Berita
Foto: joiseyshowaa
Hingga relatif baru-baru ini, bajak laut adalah karakter dengan penutup mata, kaki kayu, dan burung beo yang hanya ada di buku-buku petualangan klasik, film-film buruk, atau pada label rum Karibia. Mereka adalah orang-orang jahat bermulut kotor, berambut berminyak yang memiliki kecenderungan untuk minum terlalu banyak, dan mereka menghabiskan hari-hari mereka menyusun strategi tentang bagaimana melindungi peti harta karun penuh koin yang telah mereka curi dari orang lain.

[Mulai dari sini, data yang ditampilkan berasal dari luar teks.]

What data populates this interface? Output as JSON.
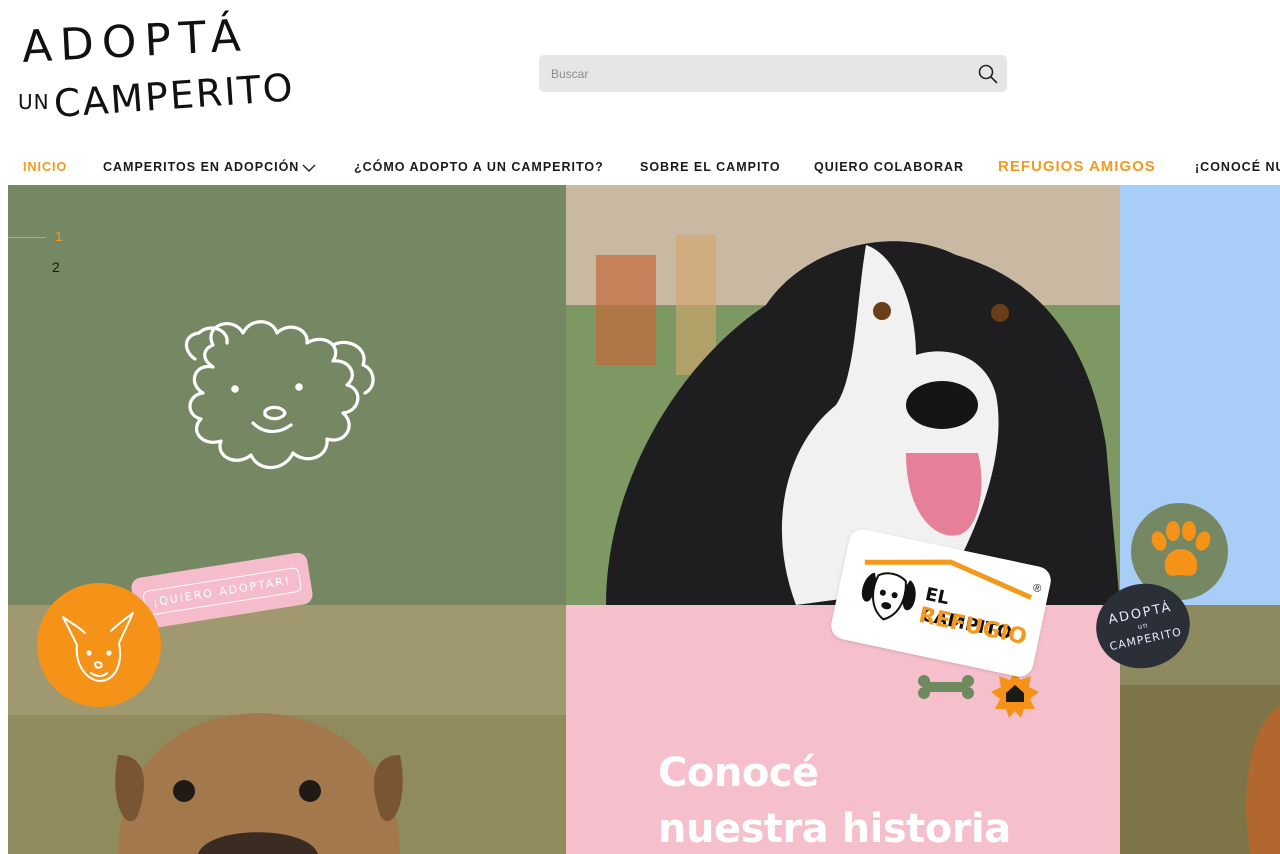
{
  "brand": {
    "logo_line1": "ADOPTÁ",
    "logo_line2_small": "UN",
    "logo_line2_big": "CAMPERITO"
  },
  "search": {
    "placeholder": "Buscar"
  },
  "nav": {
    "items": [
      {
        "label": "INICIO",
        "active": true
      },
      {
        "label": "CAMPERITOS EN ADOPCIÓN",
        "has_dropdown": true
      },
      {
        "label": "¿CÓMO ADOPTO A UN CAMPERITO?"
      },
      {
        "label": "SOBRE EL CAMPITO"
      },
      {
        "label": "QUIERO COLABORAR"
      },
      {
        "label": "REFUGIOS AMIGOS",
        "highlight": true
      },
      {
        "label": "¡CONOCÉ NU"
      }
    ]
  },
  "slider": {
    "pages": [
      "1",
      "2"
    ],
    "current": "1"
  },
  "hero": {
    "heading_line1": "Conocé",
    "heading_line2": "nuestra historia",
    "sticker_adopt": "¡QUIERO ADOPTAR!",
    "badge_campito_line1": "EL CAMPITO",
    "badge_campito_line2": "REFUGIO",
    "badge_registered": "®",
    "circle_logo_line1": "ADOPTÁ",
    "circle_logo_line2": "un",
    "circle_logo_line3": "CAMPERITO"
  },
  "colors": {
    "accent": "#f39a1d",
    "green_panel": "#768763",
    "blue_panel": "#a8cdf7",
    "pink_panel": "#f6bfcc",
    "search_bg": "#e6e6e6"
  },
  "icons": [
    "search-icon",
    "chevron-down-icon",
    "curly-dog-drawing-icon",
    "chihuahua-drawing-icon",
    "paw-icon",
    "bone-icon",
    "house-star-icon",
    "dog-face-logo-icon"
  ]
}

Tetapi seperti John Burnett, penulis Dangerous Waters: Modern Piracy and Terror on the High Seas
–Sebuah buku tentang pengalamannya sendiri dibajak oleh bajak laut-telah mencatat, pembajakan modern tidak begitu aneh:
“Perompak bajak laut saat ini bukanlah cutthroat berwarna-warni yang dilukis oleh buku-buku sejarah. Berbeda dengan gambar romantis dari masa lampau Kapten Kidd dan Blackbeard, mereka bisa menjadi pelaut lokal yang mencari skor cepat, gerilyawan yang sangat terlatih, unit militer nakal, atau mantan pelaut yang direkrut oleh organisasi kejahatan canggih.
Berbekal parang, senapan serbu dan peluncur granat, mereka mencuri dengan speedboat dan kapal nelayan untuk mencari kapal selam, kapal kargo, feri penumpang, kapal pesiar, dan kapal pesiar, menyerang mereka di pelabuhan, di laut lepas, di perairan internasional. Di lepas pantai Somalia, Nigeria, [dan] Asia Tenggara, seluruh kapal dibajak dan kargo serta awaknya hilang begitu saja.”

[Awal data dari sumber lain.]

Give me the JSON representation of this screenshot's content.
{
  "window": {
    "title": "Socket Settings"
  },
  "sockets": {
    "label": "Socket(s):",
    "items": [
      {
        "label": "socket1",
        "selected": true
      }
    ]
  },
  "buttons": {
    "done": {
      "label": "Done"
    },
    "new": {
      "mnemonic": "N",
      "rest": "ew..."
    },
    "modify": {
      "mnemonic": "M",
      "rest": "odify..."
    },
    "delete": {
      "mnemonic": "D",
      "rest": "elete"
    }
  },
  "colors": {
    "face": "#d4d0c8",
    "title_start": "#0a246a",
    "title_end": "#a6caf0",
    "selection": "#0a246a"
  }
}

Itu, atau mereka ditahan untuk tebusan.
Salah satu dari beberapa drama bajak laut pekan lalu melibatkan kapal AS yang disita oleh bajak laut Somalia yang saat ini menuntut tebusan $ 2 juta USD untuk membebaskan sandera mereka, Kapten Richard Phillips. Saat ini, tidak jelas apakah Maersk, pemilik kapal yang sedang berlayar oleh Kapten Phillips, akan mempertimbangkan untuk membayar uang tebusan. Pemerintah AS, pada bagiannya, memiliki kebijakan untuk tidak membayar uang tebusan dengan imbalan harta atau jiwa.
Sementara perusahaan pelayaran dan pemerintah yang terkena dampak pembajakan telah menangani tuntutan tebusan dengan cara yang berbeda, konsensus umum adalah bahwa membayar tebusan hanya akan membuat perompak lebih berani dan lebih aktif.

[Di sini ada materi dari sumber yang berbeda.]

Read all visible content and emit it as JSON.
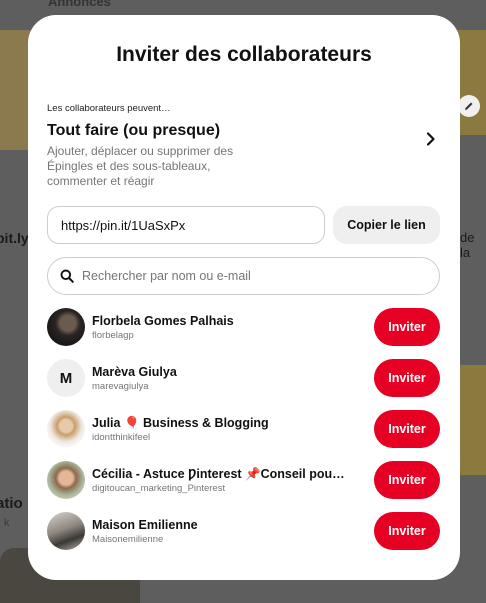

James Christodoulou, CEO Industrial Shipping Enterprises Corp, memahami argumen ini, tetapi memilih untuk mengelola situasi sandera dan tebusan secara berbeda. Perusahaannya membayar tebusan lebih dari $ 1 juta USD kepada perompak Somalia sebagai imbalan pengembalian kapal, kargo, dan awaknya yang aman.
Ditanya mengapa dia membuat keputusan untuk membayar uang tebusan, Christodoulou berkata:
“Pada akhirnya, pekerjaan saya [untuk …] orang-orang yang mempercayakan hidup mereka kepada saya ketika mereka masuk ke kapal saya adalah untuk memastikan bahwa saya akan membawa mereka pulang ke keluarga mereka dengan aman…. Saya akan melakukan apa pun yang harus saya lakukan untuk memastikan saya mendapatkannya di rumah."